Breath Of Life
Page 71
He blinks. I see him snap out o
f his stupor.
“What?”
“You’re shocked, hurting, and not thinking straight. I’ve always called you on your bullshit.”
His nostrils flare and I know I’ve reached him, even if it’s in anger.
“I’m trying to keep you safe.”
“When have I ever asked you to do that?”
“My fuck up got Roland killed. I can’t live through that with you, too. I can’t.” His voice raises, and I jerk. The broken tone brings me to tears.
I grip his hand with mine. “We said we were in this together. I’m going to hold you to that.”
“I hear you, but right now ...” Bending, he kisses my hand. “I’m in a dark place, sassy. I’m not so far gone I can’t see it, but I sure as hell can’t do anything but focus on breathing.” He breathes heavily as if it took a great effort for him to admit.
Maybe it did.
“You’re not alone in this. I’m here.”
He cups the side of my face. “Exactly. I can’t stay in the house. There’s a lot of work that needs to be done, and I just ...” He shudders.
“Where are you?”
“In a hotel. It’s probably safer.”
“Are the cops looking after you?”
He shakes his head and my concern increases.
“Why do I have one if you don’t?”
“You’re in a public place.”
He glances away, and I can’t help but feel like he’s lying. I want to call him on it, but my energy is waning.
“You should rest.”
“Where are you going?” I ask, hating the need so audible in my voice.
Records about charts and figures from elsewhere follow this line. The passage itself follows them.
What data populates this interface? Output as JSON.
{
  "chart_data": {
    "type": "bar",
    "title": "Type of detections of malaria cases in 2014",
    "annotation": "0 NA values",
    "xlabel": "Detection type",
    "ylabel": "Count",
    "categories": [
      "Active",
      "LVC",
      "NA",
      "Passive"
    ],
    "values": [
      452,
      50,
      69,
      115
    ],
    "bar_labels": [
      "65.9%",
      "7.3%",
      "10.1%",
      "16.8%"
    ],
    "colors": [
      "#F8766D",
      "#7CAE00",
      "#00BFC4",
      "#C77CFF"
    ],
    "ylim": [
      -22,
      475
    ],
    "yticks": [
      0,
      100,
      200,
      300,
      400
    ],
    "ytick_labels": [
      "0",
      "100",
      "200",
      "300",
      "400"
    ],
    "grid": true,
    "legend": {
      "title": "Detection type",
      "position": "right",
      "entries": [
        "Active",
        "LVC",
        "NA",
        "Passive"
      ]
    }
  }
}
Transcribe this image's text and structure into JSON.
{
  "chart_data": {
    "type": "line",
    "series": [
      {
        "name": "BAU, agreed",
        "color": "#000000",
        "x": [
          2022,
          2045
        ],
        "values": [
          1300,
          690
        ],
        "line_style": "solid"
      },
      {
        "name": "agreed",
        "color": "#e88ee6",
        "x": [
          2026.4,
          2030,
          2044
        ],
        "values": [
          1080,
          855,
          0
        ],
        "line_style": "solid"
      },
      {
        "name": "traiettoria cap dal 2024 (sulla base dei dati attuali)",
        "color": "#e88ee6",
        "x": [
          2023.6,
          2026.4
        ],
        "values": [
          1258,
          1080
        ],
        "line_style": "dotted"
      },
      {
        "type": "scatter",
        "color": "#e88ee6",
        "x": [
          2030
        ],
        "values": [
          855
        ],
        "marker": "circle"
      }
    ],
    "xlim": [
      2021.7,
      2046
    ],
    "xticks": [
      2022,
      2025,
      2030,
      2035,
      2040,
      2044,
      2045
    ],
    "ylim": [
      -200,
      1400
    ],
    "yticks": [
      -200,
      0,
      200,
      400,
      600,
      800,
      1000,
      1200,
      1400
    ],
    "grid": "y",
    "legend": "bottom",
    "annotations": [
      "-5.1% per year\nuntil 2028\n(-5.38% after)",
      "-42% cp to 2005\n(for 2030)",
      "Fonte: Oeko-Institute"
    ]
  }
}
“I have arrangements to make.”
I close my eyes. He’s talking about Rolly’s funeral.
“Is there ... Can I help?”
He shakes his head. “It’s best we keep you and Allie apart. When you get out, we’ll do something together.”
I glance down at the sheet feeling rejected. In the span of a heartbeat, everything changed. The future’s uncertain, and so is my place in his life.
He bends down and brushes our lips together in a sweet kiss tainted by sadness and what feels too much like good-bye.
“Focus on getting better and getting out of here for me, please.”
I feel his very spirit retreat as he pulls away, straightens, and walks out of the room. A cavern I don’t know how to traverse has formed between us. I wasn’t a parent, and as much as I loved Rolly, I had no inclining of what this must feel like for him ... or Allie for that matter. She blamed me for what happened to Ollie, so I can only imagine what she said about this. Hell, maybe she’s right. I grip the railings of the bed while I fight the urge to break down. That never got anyone anywhere. Step one, get better, get out, and fight like hell for the things that matter most.